Tampa Bay Times media critic Eric Deggans wrote that “King’s reporting blunder revealed two important facts about the modern reporting environment. First, there is enough diversity in America that providing a criminal suspect’s presumed skin color is really no help at all in finding the culprit.
“And it is not enough, in such heated circumstances, for journalists to accurately report what law enforcement thinks at the time. They have to be careful not to pass along law enforcement’s mistakes as cold facts.”
At some point it is less about the facts than it is showing readers, viewers and listeners how hard you are working trying to get the information and making them believe that if anyone gets it first, it’s going to be you.
Even ESPN and Sports Illustrated, obviously better known for sports, were reporting the story.
“Media outlets are starting to cross paths like basketball players and rappers, going into the others’ fields or professions and doing a terrible job at it,” Morgan student Daisane Branch wrote in an opinion writing class.
“It’s bad enough that we have millions of people on social media attempting to be reporters and conspirators, but now we have ‘professionals’ doing the same thing.”

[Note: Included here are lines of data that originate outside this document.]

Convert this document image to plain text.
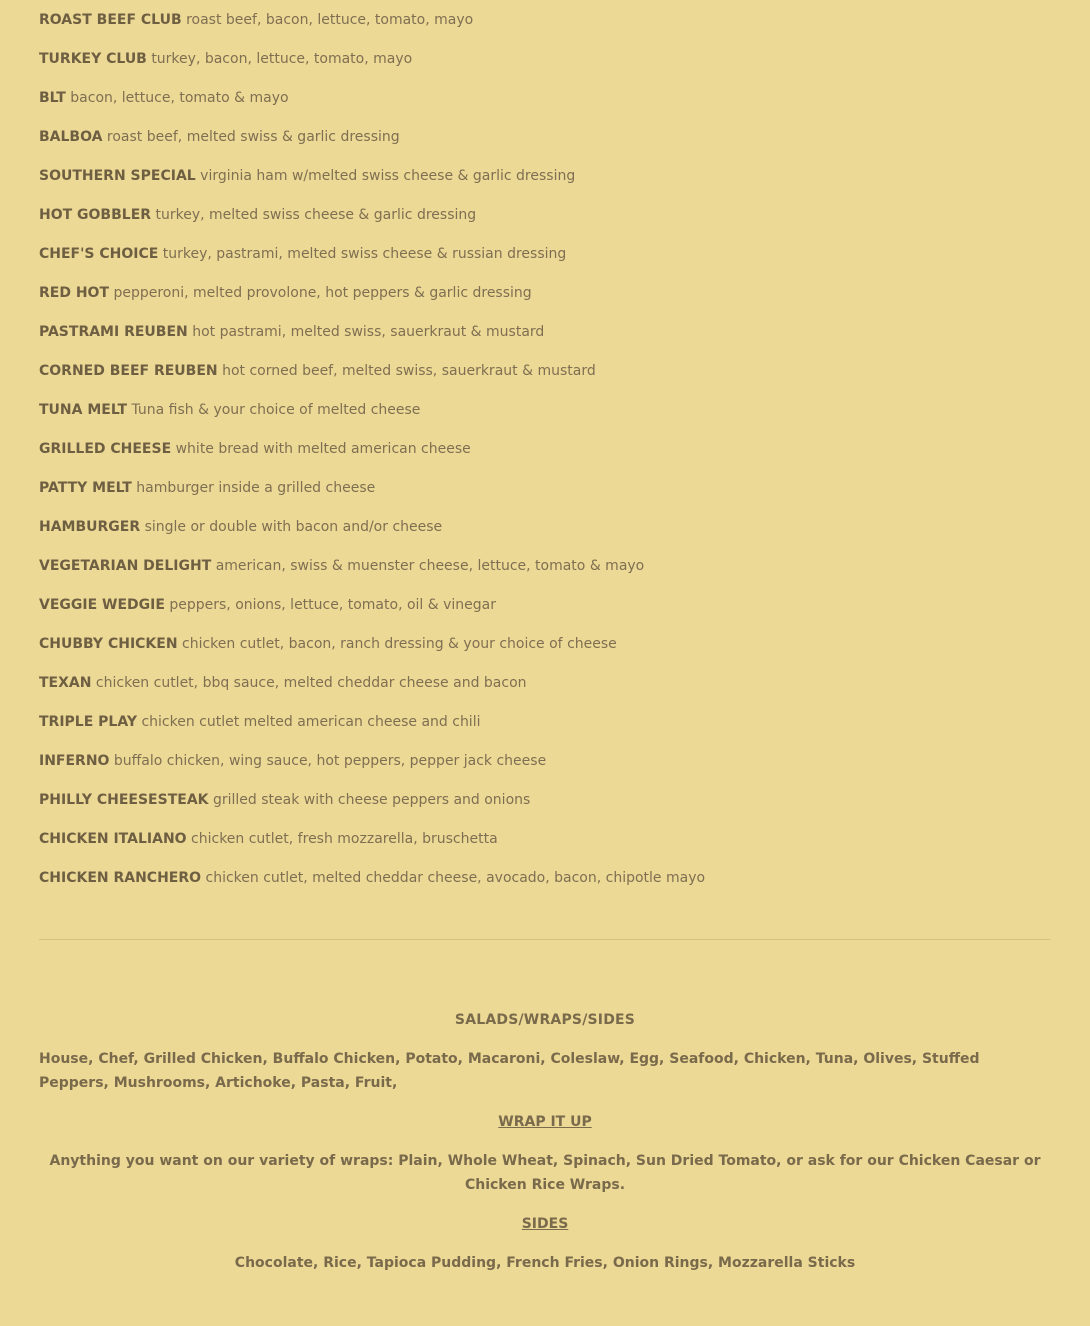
ROAST BEEF CLUB roast beef, bacon, lettuce, tomato, mayo
TURKEY CLUB turkey, bacon, lettuce, tomato, mayo
BLT bacon, lettuce, tomato & mayo
BALBOA roast beef, melted swiss & garlic dressing
SOUTHERN SPECIAL virginia ham w/melted swiss cheese & garlic dressing
HOT GOBBLER turkey, melted swiss cheese & garlic dressing
CHEF'S CHOICE turkey, pastrami, melted swiss cheese & russian dressing
RED HOT pepperoni, melted provolone, hot peppers & garlic dressing
PASTRAMI REUBEN hot pastrami, melted swiss, sauerkraut & mustard
CORNED BEEF REUBEN hot corned beef, melted swiss, sauerkraut & mustard
TUNA MELT Tuna fish & your choice of melted cheese
GRILLED CHEESE white bread with melted american cheese
PATTY MELT hamburger inside a grilled cheese
HAMBURGER single or double with bacon and/or cheese
VEGETARIAN DELIGHT american, swiss & muenster cheese, lettuce, tomato & mayo
VEGGIE WEDGIE peppers, onions, lettuce, tomato, oil & vinegar
CHUBBY CHICKEN chicken cutlet, bacon, ranch dressing & your choice of cheese
TEXAN chicken cutlet, bbq sauce, melted cheddar cheese and bacon
TRIPLE PLAY chicken cutlet melted american cheese and chili
INFERNO buffalo chicken, wing sauce, hot peppers, pepper jack cheese
PHILLY CHEESESTEAK grilled steak with cheese peppers and onions
CHICKEN ITALIANO chicken cutlet, fresh mozzarella, bruschetta
CHICKEN RANCHERO chicken cutlet, melted cheddar cheese, avocado, bacon, chipotle mayo
SALADS/WRAPS/SIDES
House, Chef, Grilled Chicken, Buffalo Chicken, Potato, Macaroni, Coleslaw, Egg, Seafood, Chicken, Tuna, Olives, Stuffed Peppers, Mushrooms, Artichoke, Pasta, Fruit,
WRAP IT UP
Anything you want on our variety of wraps: Plain, Whole Wheat, Spinach, Sun Dried Tomato, or ask for our Chicken Caesar or Chicken Rice Wraps.
SIDES
Chocolate, Rice, Tapioca Pudding, French Fries, Onion Rings, Mozzarella Sticks
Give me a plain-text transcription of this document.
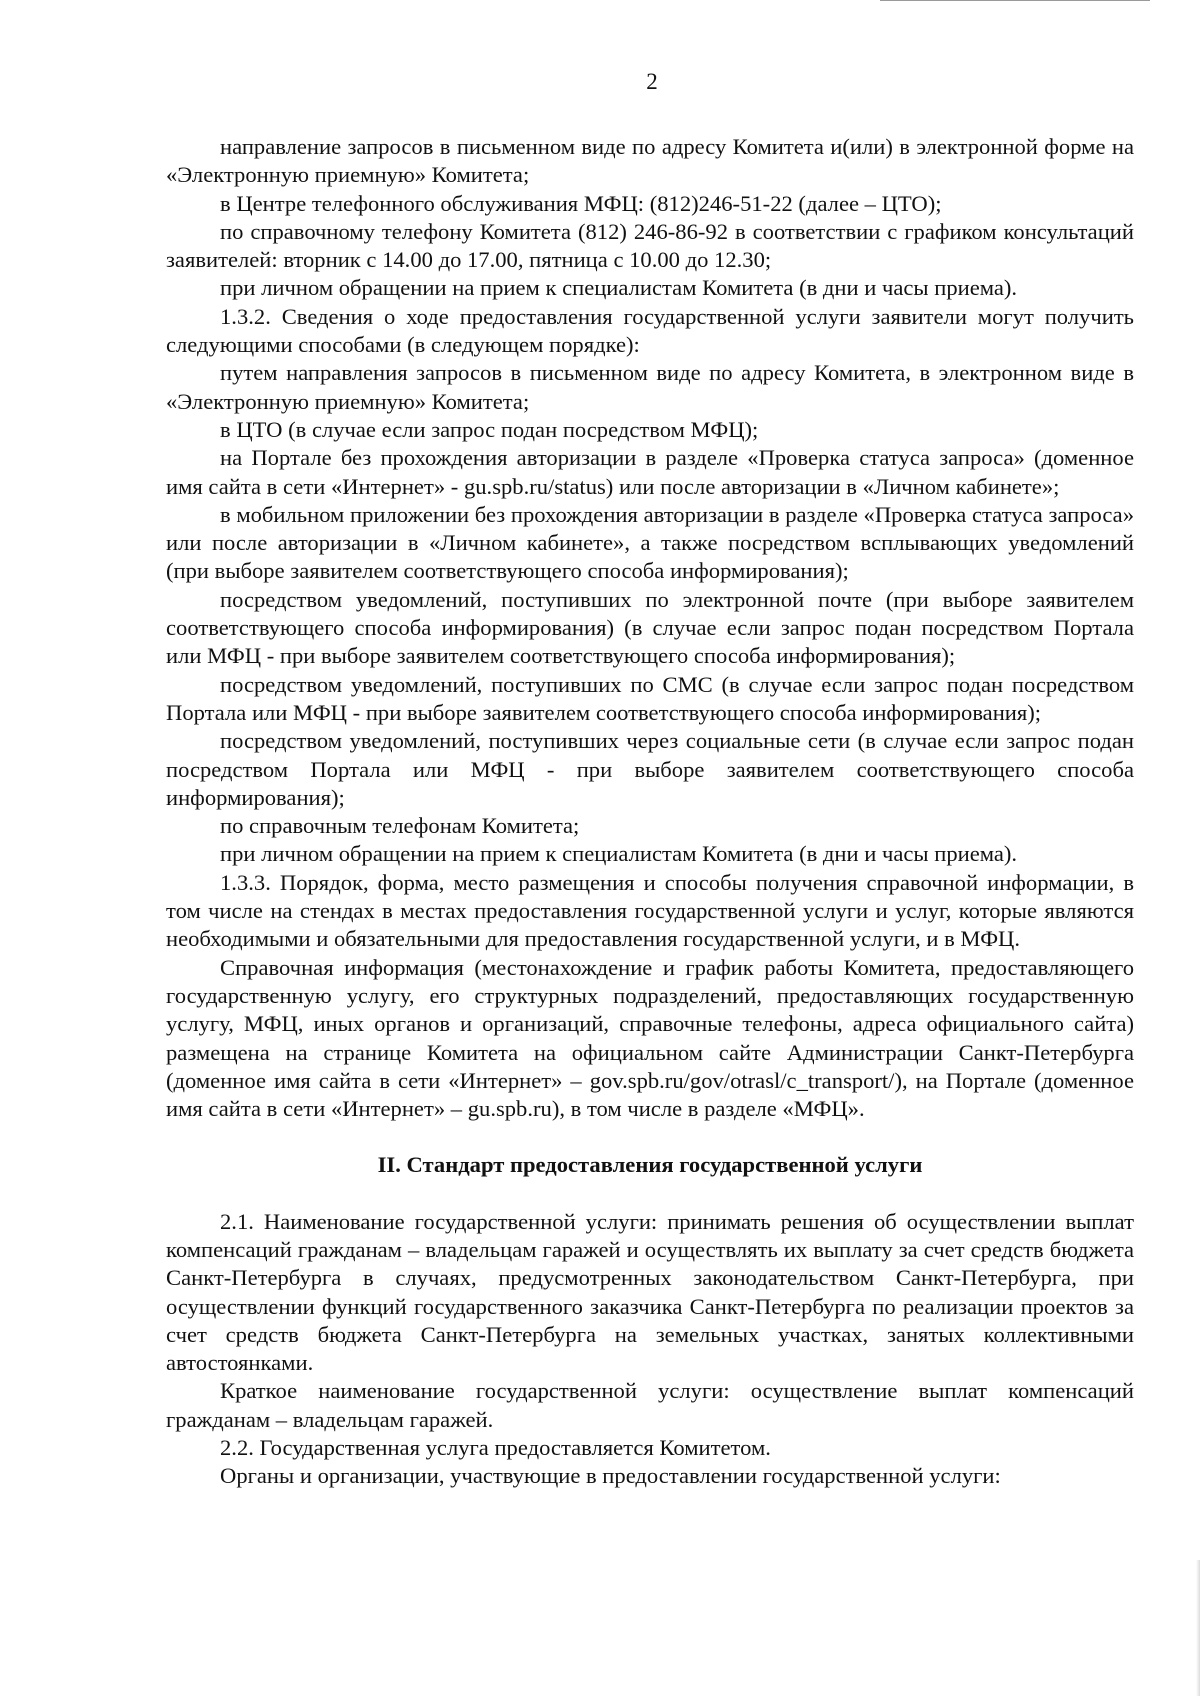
2

направление запросов в письменном виде по адресу Комитета и(или) в электронной форме на «Электронную приемную» Комитета;

в Центре телефонного обслуживания МФЦ: (812)246-51-22 (далее – ЦТО);

по справочному телефону Комитета (812) 246-86-92 в соответствии с графиком консультаций заявителей: вторник с 14.00 до 17.00, пятница с 10.00 до 12.30;

при личном обращении на прием к специалистам Комитета (в дни и часы приема).

1.3.2. Сведения о ходе предоставления государственной услуги заявители могут получить следующими способами (в следующем порядке):

путем направления запросов в письменном виде по адресу Комитета, в электронном виде в «Электронную приемную» Комитета;

в ЦТО (в случае если запрос подан посредством МФЦ);

на Портале без прохождения авторизации в разделе «Проверка статуса запроса» (доменное имя сайта в сети «Интернет» - gu.spb.ru/status) или после авторизации в «Личном кабинете»;

в мобильном приложении без прохождения авторизации в разделе «Проверка статуса запроса» или после авторизации в «Личном кабинете», а также посредством всплывающих уведомлений (при выборе заявителем соответствующего способа информирования);

посредством уведомлений, поступивших по электронной почте (при выборе заявителем соответствующего способа информирования) (в случае если запрос подан посредством Портала или МФЦ - при выборе заявителем соответствующего способа информирования);

посредством уведомлений, поступивших по СМС (в случае если запрос подан посредством Портала или МФЦ - при выборе заявителем соответствующего способа информирования);

посредством уведомлений, поступивших через социальные сети (в случае если запрос подан посредством Портала или МФЦ - при выборе заявителем соответствующего способа информирования);

по справочным телефонам Комитета;

при личном обращении на прием к специалистам Комитета (в дни и часы приема).

1.3.3. Порядок, форма, место размещения и способы получения справочной информации, в том числе на стендах в местах предоставления государственной услуги и услуг, которые являются необходимыми и обязательными для предоставления государственной услуги, и в МФЦ.

Справочная информация (местонахождение и график работы Комитета, предоставляющего государственную услугу, его структурных подразделений, предоставляющих государственную услугу, МФЦ, иных органов и организаций, справочные телефоны, адреса официального сайта) размещена на странице Комитета на официальном сайте Администрации Санкт-Петербурга (доменное имя сайта в сети «Интернет» – gov.spb.ru/gov/otrasl/c_transport/), на Портале (доменное имя сайта в сети «Интернет» – gu.spb.ru), в том числе в разделе «МФЦ».

II. Стандарт предоставления государственной услуги

2.1. Наименование государственной услуги: принимать решения об осуществлении выплат компенсаций гражданам – владельцам гаражей и осуществлять их выплату за счет средств бюджета Санкт-Петербурга в случаях, предусмотренных законодательством Санкт-Петербурга, при осуществлении функций государственного заказчика Санкт-Петербурга по реализации проектов за счет средств бюджета Санкт-Петербурга на земельных участках, занятых коллективными автостоянками.

Краткое наименование государственной услуги: осуществление выплат компенсаций гражданам – владельцам гаражей.

2.2. Государственная услуга предоставляется Комитетом.

Органы и организации, участвующие в предоставлении государственной услуги:
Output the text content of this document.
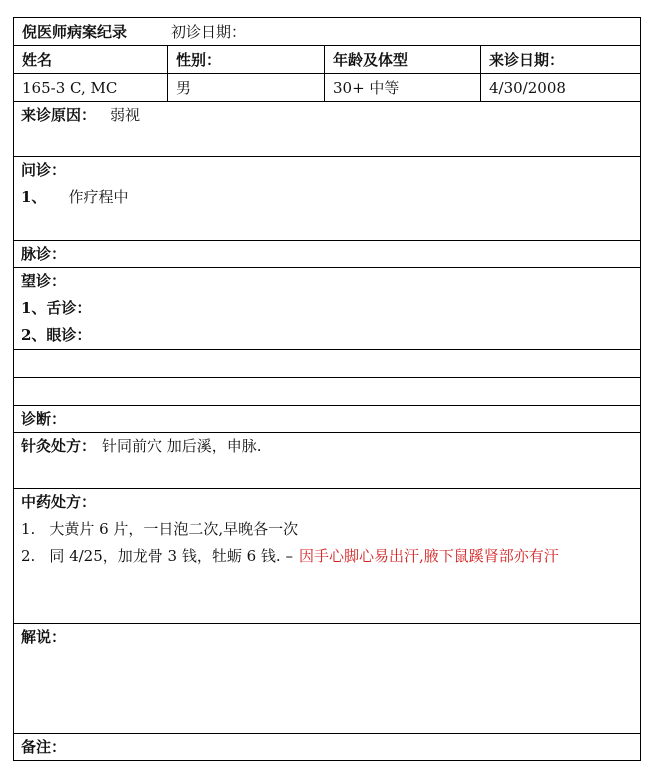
倪医师病案纪录	初诊日期：
姓名	性别：	年龄及体型	来诊日期：
165-3 C, MC	男	30+ 中等	4/30/2008
来诊原因： 弱视
问诊：
1、 作疗程中
脉诊：
望诊：
1、舌诊：
2、眼诊：
诊断：
针灸处方： 针同前穴 加后溪，申脉.
中药处方：
1. 大黄片 6 片，一日泡二次,早晚各一次
2. 同 4/25，加龙骨 3 钱，牡蛎 6 钱. – 因手心脚心易出汗,腋下鼠蹊肾部亦有汗
解说：
备注：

It would be more comforting to the American people if we were more focused on getting it right instead of getting it first. In the future, until we know what we’re talking about, perhaps we ought to just go back to regularly scheduled programming until there is something substantive to say.
Because as much as we know about Tamerlan and Dzhokhar Tsarnaev’s background, we still don’t know their motivation; we still don’t know if they were involved in a conspiracy, were mentally ill or somewhere in the middle.
In other words, we’ve got nothing. And that’s a ton of dead air.